For CPU-bound applications xsync.Map offers the best performance.

Also, byte cache does not necessarily mean efficient memory usage, as shown by bigcache (ha!) and freecache.

Developer Friendliness

Programs that we write do not always behave like we want them to. Complexity leads to unexpected issues, that are hard to debug.
Unfortunately, caching makes this problem even worse. That's why it is especially important to make caching developer-friendly.

Cache may become poisoned for a variety of reasons, it should be possible to clean it up quickly and safely.
For that, consider having a special control to invalidate all cached items.
Under heavy load invalidation does not necessarily mean "deletion", if all cache is deleted at once data sources will receive excessive load and may fail.
A more gentle invalidation is "expiration" of all items with background update, while serving stale data.
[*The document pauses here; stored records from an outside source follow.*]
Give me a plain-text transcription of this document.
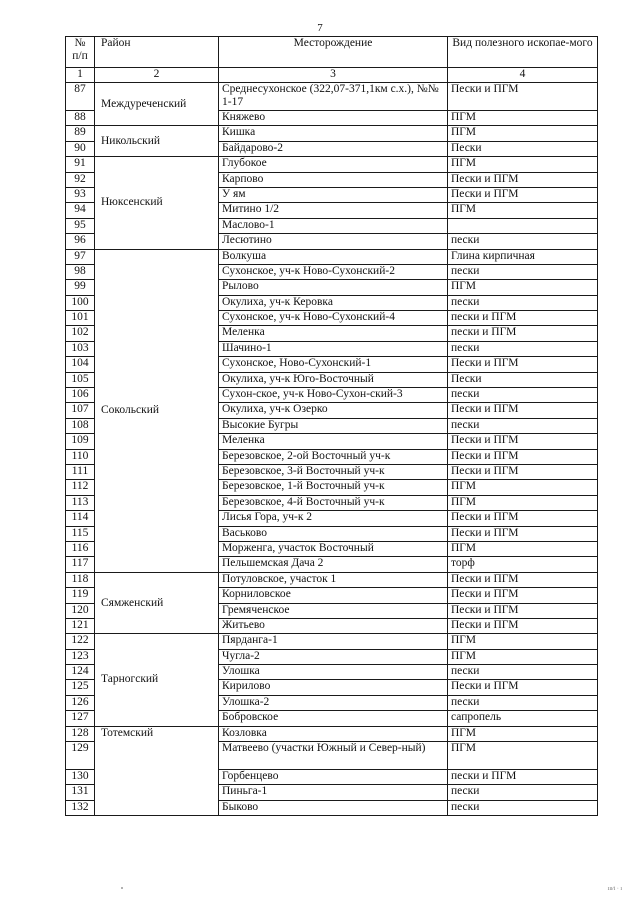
7
№ п/п	Район	Месторождение	Вид полезного ископае-мого
1	2	3	4
87	Междуреченский	Среднесухонское (322,07-371,1км с.х.), №№ 1-17	Пески и ПГМ
88		Княжево	ПГМ
89	Никольский	Кишка	ПГМ
90		Байдарово-2	Пески
91	Нюксенский	Глубокое	ПГМ
92		Карпово	Пески и ПГМ
93		У ям	Пески и ПГМ
94		Митино 1/2	ПГМ
95		Маслово-1	
96		Лесютино	пески
97	Сокольский	Волкуша	Глина кирпичная
98		Сухонское, уч-к Ново-Сухонский-2	пески
99		Рылово	ПГМ
100		Окулиха, уч-к Керовка	пески
101		Сухонское, уч-к Ново-Сухонский-4	пески и ПГМ
102		Меленка	пески и ПГМ
103		Шачино-1	пески
104		Сухонское, Ново-Сухонский-1	Пески и ПГМ
105		Окулиха, уч-к Юго-Восточный	Пески
106		Сухон-ское, уч-к Ново-Сухон-ский-3	пески
107		Окулиха, уч-к Озерко	Пески и ПГМ
108		Высокие Бугры	пески
109		Меленка	Пески и ПГМ
110		Березовское, 2-ой Восточный уч-к	Пески и ПГМ
111		Березовское, 3-й Восточный уч-к	Пески и ПГМ
112		Березовское, 1-й Восточный уч-к	ПГМ
113		Березовское, 4-й Восточный уч-к	ПГМ
114		Лисья Гора, уч-к 2	Пески и ПГМ
115		Васьково	Пески и ПГМ
116		Морженга, участок Восточный	ПГМ
117		Пельшемская Дача 2	торф
118	Сямженский	Потуловское, участок 1	Пески и ПГМ
119		Корниловское	Пески и ПГМ
120		Гремяченское	Пески и ПГМ
121		Житьево	Пески и ПГМ
122	Тарногский	Пярданга-1	ПГМ
123		Чугла-2	ПГМ
124		Улошка	пески
125		Кирилово	Пески и ПГМ
126		Улошка-2	пески
127		Бобровское	сапропель
128	Тотемский	Козловка	ПГМ
129		Матвеево (участки Южный и Север-ный)	ПГМ
130		Горбенцево	пески и ПГМ
131		Пиньга-1	пески
132		Быково	пески
ııı⁄ı · ı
Cache entry can become outdated and would mislead if somebody is investigating particular data source issues. It is convenient to disable cache for a particular request, so that cache inaccuracy can be ruled out. This may be implemented with a special header and then context instrumentation in middleware. Please be aware that such controls should not be available for public users as they can be used as for DOS attack.

Fine control over logs and metrics of cache operations/state is also important.

And finally, now that Go introduced type parameters (generics), it is possible to leverage type-safe APIs for cache interfaces and offset more burden on compiler.